Diversification Opportunities for Locafy and Cheer Holding
-0.01 | Correlation Coefficient |
Good diversification
The 3 months correlation between Locafy and Cheer is -0.01. Overlapping area represents the amount of risk that can be diversified away by holding Locafy and Cheer Holding in the same portfolio, assuming nothing else is changed. The correlation between historical prices or returns on Cheer Holding and Locafy is a relative statistical measure of the degree to which these equity instruments tend to move together. The correlation coefficient measures the extent to which returns on Locafy are associated (or correlated) with Cheer Holding. Values of the correlation coefficient range from -1 to +1, where. The correlation of zero (0) is possible when the price movement of Cheer Holding has no effect on the direction of Locafy i.e., Locafy and Cheer Holding go up and down completely randomly.

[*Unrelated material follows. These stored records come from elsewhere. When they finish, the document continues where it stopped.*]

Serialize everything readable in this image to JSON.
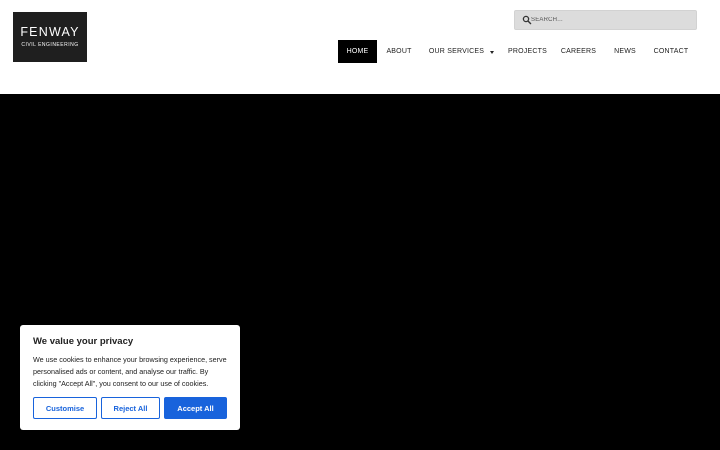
{
  "logo": {
    "name": "FENWAY",
    "tagline": "CIVIL ENGINEERING"
  },
  "search": {
    "placeholder": "SEARCH...",
    "value": "",
    "icon": "search-icon"
  },
  "nav": {
    "items": [
      {
        "label": "HOME",
        "active": true
      },
      {
        "label": "ABOUT"
      },
      {
        "label": "OUR SERVICES",
        "has_dropdown": true
      },
      {
        "label": "PROJECTS"
      },
      {
        "label": "CAREERS"
      },
      {
        "label": "NEWS"
      },
      {
        "label": "CONTACT"
      }
    ]
  },
  "cookie_banner": {
    "title": "We value your privacy",
    "text": "We use cookies to enhance your browsing experience, serve personalised ads or content, and analyse our traffic. By clicking \"Accept All\", you consent to our use of cookies.",
    "customise_label": "Customise",
    "reject_label": "Reject All",
    "accept_label": "Accept All"
  },
  "colors": {
    "accent": "#1863dc",
    "hero_background": "#000000",
    "nav_active": "#000000",
    "logo_background": "#1f1f1f",
    "search_background": "#dcdcdc"
  }
}
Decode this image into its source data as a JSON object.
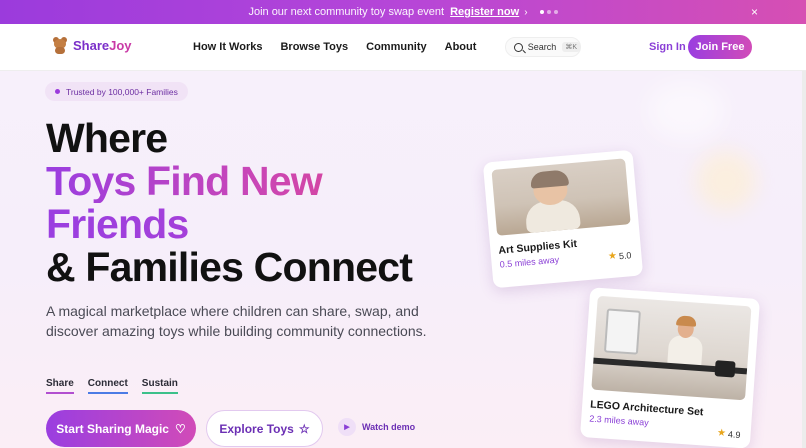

Pair Corralation between Locafy and Cheer Holding
Given the investment horizon of 90 days Locafy is expected to generate 0.5 times more return on investment than Cheer Holding. However, Locafy is 1.98 times less risky than Cheer Holding. It trades about 0.0 of its potential returns per unit of risk. Cheer Holding is currently generating about -0.23 per unit of risk. If you would invest 441.00 in Locafy on August 15, 2025 and sell it today you would lose (57.00) from holding Locafy or give up 12.93% of portfolio value over 90 days.
| Time Period | 3 Months [change] |
| Direction | Moves Against |
| Strength | Insignificant |
| Accuracy | 100.0% |
| Values | Daily Returns |
Locafy vs. Cheer Holding
Performance |
| Timeline |
| Locafy |
| Cheer Holding |
Locafy and Cheer Holding Volatility Contrast
Predicted Return Density |
| Returns |
Pair Trading with Locafy and Cheer Holding
The main advantage of trading using opposite Locafy and Cheer Holding positions is that it hedges away some unsystematic risk. Because of two separate transactions, even if Locafy position performs unexpectedly, Cheer Holding can make up some of the losses. Pair trading also minimizes risk from directional movements in the market. For example, if an entire industry or sector drops because of unexpected headlines, the short position in Cheer Holding will offset losses from the drop in Cheer Holding's long position.| Locafy vs. Onfolio Holdings | Locafy vs. TEN Holdings, Common | Locafy vs. Cheetah Mobile | Locafy vs. Lendway |
| Cheer Holding vs. Software Acquisition Group | Cheer Holding vs. Kuke Music Holding | Cheer Holding vs. Star Fashion Culture | Cheer Holding vs. Zeta Network Group |
Check out your portfolio center.Note that this page's information should be used as a complementary analysis to find the right mix of equity instruments to add to your existing portfolios or create a brand new portfolio. You can also try the USA ETFs module to find actively traded Exchange Traded Funds (ETF) in USA.